The symbol grounding problem is a challenge for formal-system theories of cognition, whose proponents believe that minds really are doing symbolic manipulations and that the formal system explains cognition. The argument roughly goes:
Knowing all of the rules of the formal system for a language, which strings map to which other strings, does *not* imply that you know what those strings mean. (argued by Chinese room)
We know what we mean when we say words like “dog.” (premise)
Therefore, our knowledge about the word “dog” does not just consist in knowing the symbolic role of the “dog” token in some kind of formal system.
I find this pretty damn persuasive.
But note that it is not strictly entailed by Doug’s Law. Doug’s Law only asserts that you cannot learn the meaning of symbols in a language if all you have is a text stream of those symbols and no prior knowledge of how that language works. The symbol grounding problem makes a stronger claim, that even if you do understand the rules of the full formal system, you still might not know what the symbols mean.
Implications for language models
Now, all of these are theoretical limitative results. As we saw, Gold’s Theorem does not in practice restrict the ability of children to learn English; it just informs us that kids must be getting some help outside of the text stream, either by being “wired up” in such a way as to make learning English more likely, or by receiving some other kind of feedback.

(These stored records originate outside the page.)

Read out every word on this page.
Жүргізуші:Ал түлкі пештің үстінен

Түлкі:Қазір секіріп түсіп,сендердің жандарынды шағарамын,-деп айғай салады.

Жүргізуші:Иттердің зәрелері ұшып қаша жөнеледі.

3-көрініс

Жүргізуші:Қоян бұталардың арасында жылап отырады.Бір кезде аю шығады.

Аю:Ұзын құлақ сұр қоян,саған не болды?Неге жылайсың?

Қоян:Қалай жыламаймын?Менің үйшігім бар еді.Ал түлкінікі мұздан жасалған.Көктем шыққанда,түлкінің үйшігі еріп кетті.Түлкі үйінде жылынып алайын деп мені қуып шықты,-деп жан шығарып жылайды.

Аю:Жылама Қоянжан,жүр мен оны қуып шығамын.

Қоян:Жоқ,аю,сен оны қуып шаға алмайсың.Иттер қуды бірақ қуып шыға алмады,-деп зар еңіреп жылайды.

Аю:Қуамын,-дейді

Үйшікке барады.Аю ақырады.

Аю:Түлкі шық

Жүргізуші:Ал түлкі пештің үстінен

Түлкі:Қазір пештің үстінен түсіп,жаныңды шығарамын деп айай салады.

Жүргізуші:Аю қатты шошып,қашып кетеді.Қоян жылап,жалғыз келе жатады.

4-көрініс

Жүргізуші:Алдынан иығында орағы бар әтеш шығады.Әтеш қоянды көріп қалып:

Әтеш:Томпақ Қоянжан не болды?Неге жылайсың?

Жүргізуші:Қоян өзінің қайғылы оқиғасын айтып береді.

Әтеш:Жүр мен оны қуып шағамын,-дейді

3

If LLMs were purely inductive models with no computational constraints, storing all their next-token predictions in a massive lookup table, and operating on an alien language with no semantic patterns in syntax, then yes, I would imagine they would fail pretty badly at understanding even if they become quite good mimics. But if LLMs receive any “help”, anything in their computational environment, training, or corpus that can link syntax to semantics, then these theoretical limits do not strictly apply. And I think there are good reasons to think that modern LLMs do get “help.” But that is an article for another time.
For infinite languages, this means that for any string, I will eventually say that string after some finite number of timesteps; just as if I start counting from 1, 2, 3, … up to infinity, for any N I will eventually say that number after N timesteps.

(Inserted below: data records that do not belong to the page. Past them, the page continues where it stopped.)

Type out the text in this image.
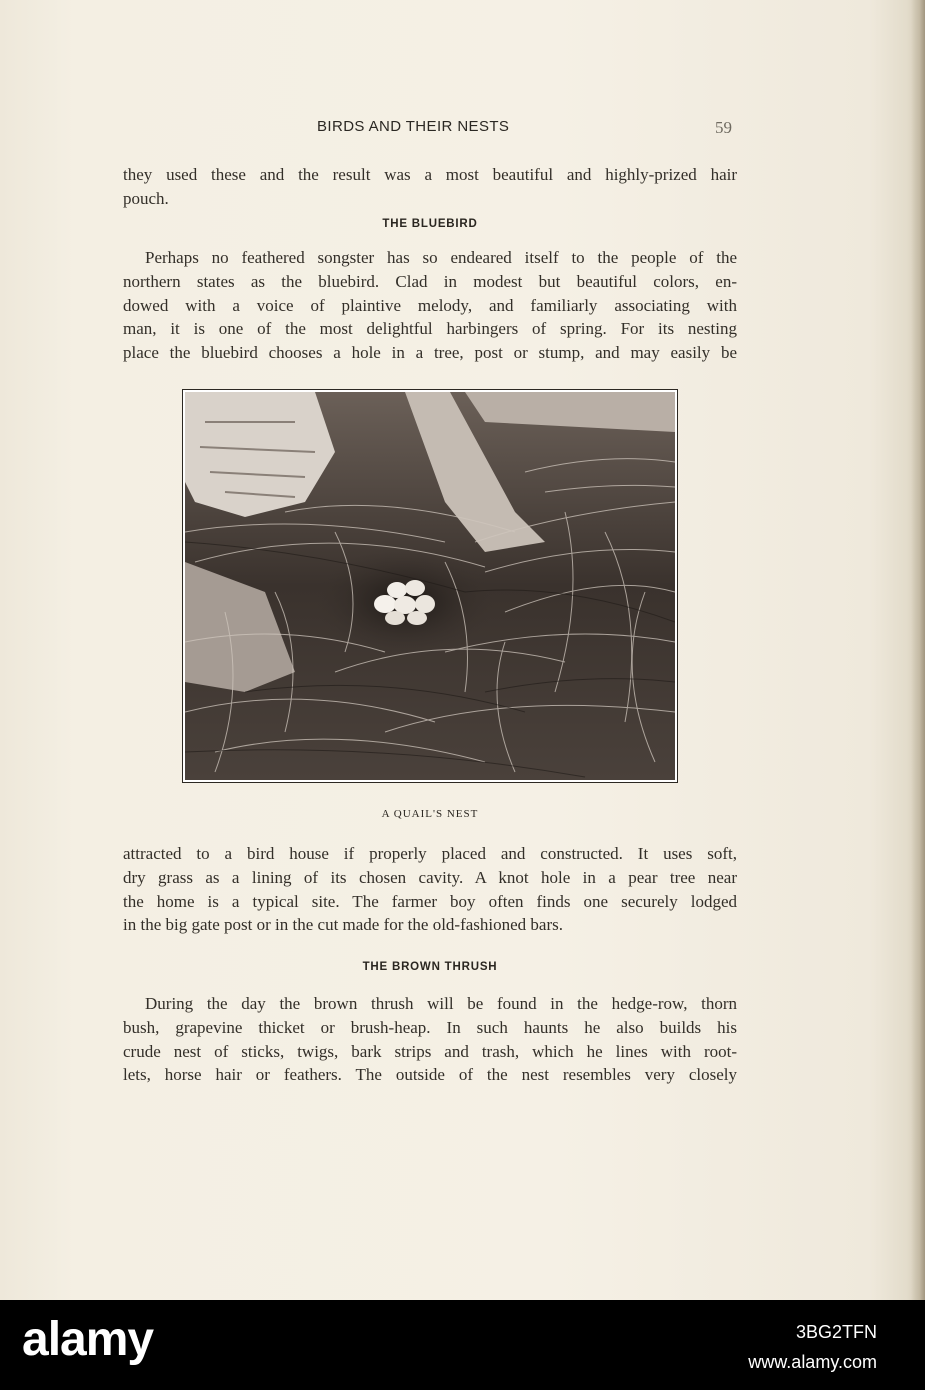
BIRDS AND THEIR NESTS	59

they used these and the result was a most beautiful and highly-prized hair
pouch.

THE BLUEBIRD

Perhaps no feathered songster has so endeared itself to the people of the
northern states as the bluebird. Clad in modest but beautiful colors, en-
dowed with a voice of plaintive melody, and familiarly associating with
man, it is one of the most delightful harbingers of spring. For its nesting
place the bluebird chooses a hole in a tree, post or stump, and may easily be

A QUAIL'S NEST

attracted to a bird house if properly placed and constructed. It uses soft,
dry grass as a lining of its chosen cavity. A knot hole in a pear tree near
the home is a typical site. The farmer boy often finds one securely lodged
in the big gate post or in the cut made for the old-fashioned bars.

THE BROWN THRUSH

During the day the brown thrush will be found in the hedge-row, thorn
bush, grapevine thicket or brush-heap. In such haunts he also builds his
crude nest of sticks, twigs, bark strips and trash, which he lines with root-
lets, horse hair or feathers. The outside of the nest resembles very closely

alamy	3BG2TFN
www.alamy.com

There could be probabilistic strategies or alternatives which are between the two cases, but they also fail. The formal proof is just a little more detail than I’d like to get into, but Gold’s paper is pretty readable if you’re curious!



Isn’t the real answer — for humans, for models, for any good simulators — just to have a simplicity prior?
Very interesting post! These problems remind me a lot of the problem of induction/underdetermination of evidence. And as James suggests, it seems to me that some kind of rational restriction on priors is probably what should do the work (I don't know how that'd necessarily translate into LLMs).
Perhaps a deeper worry is related to the point you make about separating rules from meaning. I don't have very strong views on this, and haven't read too much about it, but it seems to me that meaning somehow consists in representing a way the world should be for a statement to be true. And I think that might be quite closely tied to sensory experience. (When saying "the cat is on the mat" I represent some sort of set of observations that would make me deem that true. That's probably not the whole story, but it seems like it's an aspect, and maybe a necessary condition for meaning.) So I wonder whether LLMs will ever get the ability to get "out there" and represent the world in any way, so long as they don't have any sensory input.
Just a few loose thoughts, don't know how plausible it is.